Son syndic en exercice est le Cabinet Jean Charpentier (Agence Jean Charpentier République).
Par exploit d’huissier délivré le 11 septembre 2023, le syndicat des de l’immeuble sis [Adresse 3] à [Localité 5], représenté par son syndic, la société Jean Charpentier Sopagi Sa, a assigné Madame [I] [V] afin d’obtenir sa condamnation à lui payer les sommes suivantes :
— 8.259,90 € au titre des charges de copropriété arrêtées au 1er janvier 2023 inclus (après répartition des charges de l’exercice 2022), avec intérêts au taux légal à compter de la présente assignation ;
— 52,80 € au titre des frais de recouvrement ;
— 1.000,00 € à titre de dommages et intérêts ;
— 1.800,00 € au titre de l’article 700 du code de procédure civile.

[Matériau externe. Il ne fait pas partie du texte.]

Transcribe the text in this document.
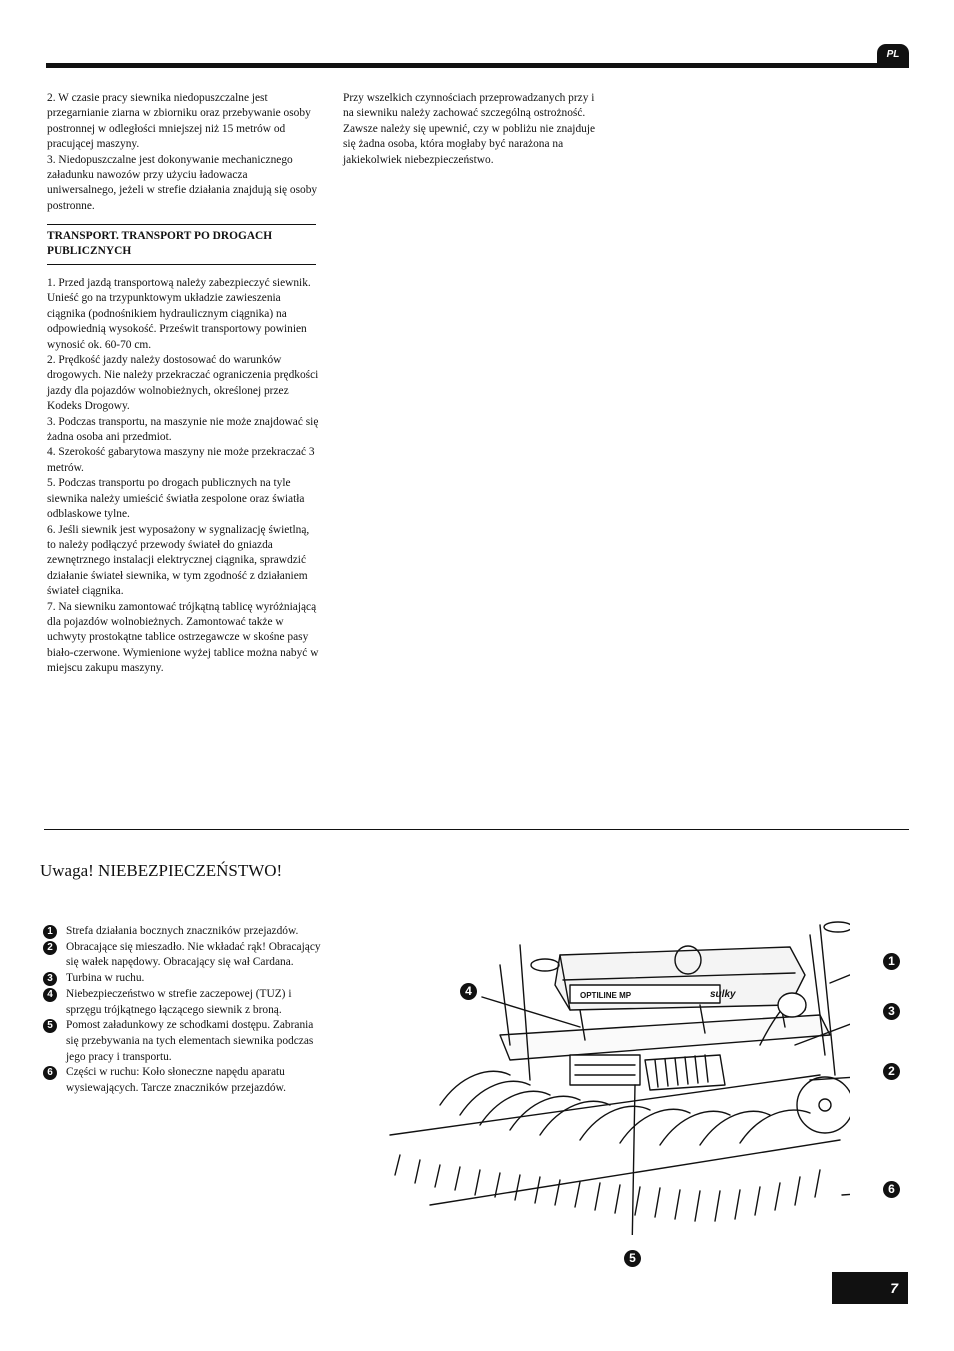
PL

2. W czasie pracy siewnika niedopuszczalne jest przegarnianie ziarna w zbiorniku oraz przebywanie osoby postronnej w odległości mniejszej niż 15 metrów od pracującej maszyny.

3. Niedopuszczalne jest dokonywanie mechanicznego załadunku nawozów przy użyciu ładowacza uniwersalnego, jeżeli w strefie działania znajdują się osoby postronne.

TRANSPORT. TRANSPORT PO DROGACH PUBLICZNYCH

1. Przed jazdą transportową należy zabezpieczyć siewnik. Unieść go na trzypunktowym układzie zawieszenia ciągnika (podnośnikiem hydraulicznym ciągnika) na odpowiednią wysokość. Prześwit transportowy powinien wynosić ok. 60-70 cm.

2. Prędkość jazdy należy dostosować do warunków drogowych. Nie należy przekraczać ograniczenia prędkości jazdy dla pojazdów wolnobieżnych, określonej przez Kodeks Drogowy.

3. Podczas transportu, na maszynie nie może znajdować się żadna osoba ani przedmiot.

4. Szerokość gabarytowa maszyny nie może przekraczać 3 metrów.

5. Podczas transportu po drogach publicznych na tyle siewnika należy umieścić światła zespolone oraz światła odblaskowe tylne.

6. Jeśli siewnik jest wyposażony w sygnalizację świetlną, to należy podłączyć przewody świateł do gniazda zewnętrznego instalacji elektrycznej ciągnika, sprawdzić działanie świateł siewnika, w tym zgodność z działaniem świateł ciągnika.

7. Na siewniku zamontować trójkątną tablicę wyróżniającą dla pojazdów wolnobieżnych. Zamontować także w uchwyty prostokątne tablice ostrzegawcze w skośne pasy biało-czerwone. Wymienione wyżej tablice można nabyć w miejscu zakupu maszyny.

Przy wszelkich czynnościach przeprowadzanych przy i na siewniku należy zachować szczególną ostrożność. Zawsze należy się upewnić, czy w pobliżu nie znajduje się żadna osoba, która mogłaby być narażona na jakiekolwiek niebezpieczeństwo.

Uwaga! NIEBEZPIECZEŃSTWO!
1	Strefa działania bocznych znaczników przejazdów.
2	Obracające się mieszadło. Nie wkładać rąk! Obracający się wałek napędowy. Obracający się wał Cardana.
3	Turbina w ruchu.
4	Niebezpieczeństwo w strefie zaczepowej (TUZ) i sprzęgu trójkątnego łączącego siewnik z broną.
5	Pomost załadunkowy ze schodkami dostępu. Zabrania się przebywania na tych elementach siewnika podczas jego pracy i transportu.
6	Części w ruchu: Koło słoneczne napędu aparatu wysiewających. Tarcze znaczników przejazdów.
OPTILINE MP	sulky
1
3
2
6
4
5
7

Aux termes de ses conclusions aux fins de sursis à statuer notifiées par voie électronique le 14 octobre 2024, Madame [I] [V] demande au juge de la mise en état de :
« Vu les articles 74, 378, 700, 768, 789 du code de procédure civile,
Vu les pièces versées,
A titre principal,
DEBOUTER le syndicat des copropriétaires du [Adresse 3] représenté par son syndic la SA JEAN CHARPENTIER SOPAGI de l’ensemble de ses demandes;
CONSTATER que la dette est de 6.314 €;
ORDONNER le sursis à statuer dans l’attente de la décision définitive de la 8ème chambre section1 du tribunal judicaire de PARIS dans l’affaire portant le n° RG 20/13155 sur la responsabilité du syndicat des copropriétaires du [Adresse 3] représenté par son syndic la SA JEAN CHARPENTIER suite aux infiltrations dans l’appartement de Madame [V];
En tout état de cause,
CONDAMNER le syndicat des copropriétaires du [Adresse 3] représenté par son syndic la SA JEAN CHARPENTIER SOPAGI aux entiers dépens de l’instance conformément à l’article 696 du Code de procédure civile dont recouvrement direct au profit de Me DIOS;
CONDAMNER le syndicat des copropriétaires du [Adresse 3] représenté par son syndic la SA JEAN CHARPENTIER SOPAGI à la somme de 1.100 € au profit de Madame [V], sur le fondement de l’article 700 du Code de procédure civile. ».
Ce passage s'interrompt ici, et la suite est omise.